The just-unveiled Ferrari 488 GTB heralds the successor to the 458 Italia and is the first of the brand’s current mid-engined V8 supercars to adopt turbocharging.
Ferrari’s new GTB arrives 40 years after the company's first mid-rear-engined V8 model to wear the Gran Turismo Berlinetta, the 308 GTB, and follows the California T in signalling the end of the company’s famous naturally aspirated eight-cylinders.
The 488 GTB’s 3902cc engine is similar in capacity to the GT convertible’s 3855cc unit and also employs dual turbos, though is said to be a different design.
Power is substantially higher than both the California T (412kW) and 458 (419kW), with 492kW produced at 8000rpm.
Torque is also significantly increased over the 458, from 540Nm to 760Nm – though as with the California T the maximum pulling power is available only in top (seventh) gear of the dual-clutch gearbox.
Ferrari’s variable torque management is at play here, designed to produce a power delivery more in keeping with the character of a non-turbo V8.
While the twin-turbo V8 doesn’t rev as high as the 9000rpm of the 458’s 4.5-litre V8, performance is lifted markedly.
The Ferrari 488 GTB sprints from 0-100km/h in the same 3.0 seconds as the 458 Speciale but reaches 200km/h in just 8.3 seconds and is 0.5 seconds faster (1min23sec) than the Speciale around Ferrari’s Fiorano test track.

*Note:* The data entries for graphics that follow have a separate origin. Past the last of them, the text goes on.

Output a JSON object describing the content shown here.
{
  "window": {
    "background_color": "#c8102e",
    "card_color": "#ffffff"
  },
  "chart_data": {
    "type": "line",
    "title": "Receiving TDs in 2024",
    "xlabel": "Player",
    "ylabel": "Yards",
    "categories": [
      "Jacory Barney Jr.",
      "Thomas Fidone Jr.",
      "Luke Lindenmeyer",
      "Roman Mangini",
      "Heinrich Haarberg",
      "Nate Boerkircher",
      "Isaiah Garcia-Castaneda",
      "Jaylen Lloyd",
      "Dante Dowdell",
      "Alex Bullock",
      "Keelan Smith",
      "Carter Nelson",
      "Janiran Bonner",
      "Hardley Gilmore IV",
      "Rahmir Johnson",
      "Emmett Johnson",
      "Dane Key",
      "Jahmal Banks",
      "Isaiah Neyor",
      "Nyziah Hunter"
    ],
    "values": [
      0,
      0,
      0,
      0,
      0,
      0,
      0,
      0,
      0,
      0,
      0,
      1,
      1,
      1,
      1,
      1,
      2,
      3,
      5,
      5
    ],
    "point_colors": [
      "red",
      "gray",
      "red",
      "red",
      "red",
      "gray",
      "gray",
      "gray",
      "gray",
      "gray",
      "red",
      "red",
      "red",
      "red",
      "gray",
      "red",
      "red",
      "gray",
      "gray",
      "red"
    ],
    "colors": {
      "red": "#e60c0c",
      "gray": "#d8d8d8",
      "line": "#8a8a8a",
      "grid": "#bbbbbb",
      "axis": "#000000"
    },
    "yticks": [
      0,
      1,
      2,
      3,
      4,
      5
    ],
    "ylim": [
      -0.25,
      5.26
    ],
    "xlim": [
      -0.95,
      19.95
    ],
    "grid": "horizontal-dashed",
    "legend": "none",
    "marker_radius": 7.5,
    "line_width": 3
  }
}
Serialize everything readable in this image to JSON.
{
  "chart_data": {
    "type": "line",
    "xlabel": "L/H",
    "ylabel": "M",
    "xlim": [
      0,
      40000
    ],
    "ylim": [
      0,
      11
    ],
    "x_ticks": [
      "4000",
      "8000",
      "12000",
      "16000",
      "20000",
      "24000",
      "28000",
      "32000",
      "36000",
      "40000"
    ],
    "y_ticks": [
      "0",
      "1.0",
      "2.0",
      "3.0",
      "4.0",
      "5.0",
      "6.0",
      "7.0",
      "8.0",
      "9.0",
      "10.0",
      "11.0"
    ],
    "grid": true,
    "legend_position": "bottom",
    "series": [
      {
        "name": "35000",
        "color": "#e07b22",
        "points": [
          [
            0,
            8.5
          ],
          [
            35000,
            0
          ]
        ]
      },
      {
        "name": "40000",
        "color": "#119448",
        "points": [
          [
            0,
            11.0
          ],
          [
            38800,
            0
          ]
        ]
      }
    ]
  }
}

Turbos always bring concerns about engine sound, but Ferrari is insisting its engineers have ensured the 458 successor has a "distinctive" soundtrack that will live up to expectations.
The introduction of turbos is primarily to help improve efficiency – even Ferrari can’t escape ever-stricter emissions regulations – and the 488 lowers fuel consumption from 13.3 litres per 100km to 11.4L/100km and C02 emissions from 307 grams per kilometre to 260g/km.
488 GTB drivers will again gain assistance to feel like a Formula One driver with an evolution of Side Slip Control(SSC2), which Ferrari says is now “more precise and less invasive and allows for greater longitudinal cornering speed”. It’s again integrated with F1-Trac and E-Diff, but SSC2 also now controls active dampers designed to flatten the car’s cornering attitude.
The 488 GTB is also a styling evolution of the 458, though there’s a greater Formula One influence – especially at the front where the scalloped bonnet, twin ‘pylons’ and ‘double front’ spoiler combine to imitate the nose section and front wing of an F1 car.
Ferrari says the 488 generates a remarkable 50 per cent extra downforce over the 458, due mainly to an aerodynamic underbody and a ‘blown’ rear spoiler the company says creates downforce without additional drag. The rear diffuser also incorporates active flaps.
Inside, the dash layout remains driver-centric though there are clear changes to the arrangement and provision of various switches and dials. The centre console featuring for Launch Control/Auto/Reverse buttons also switches from a staggered three-across to straight three-up layout. The steering wheel remains unchanged.
The Ferrari 488 GTB will appear at March’s 2015 Geneva motor show and go into production in September. Timing and pricing for Australia have yet to be confirmed.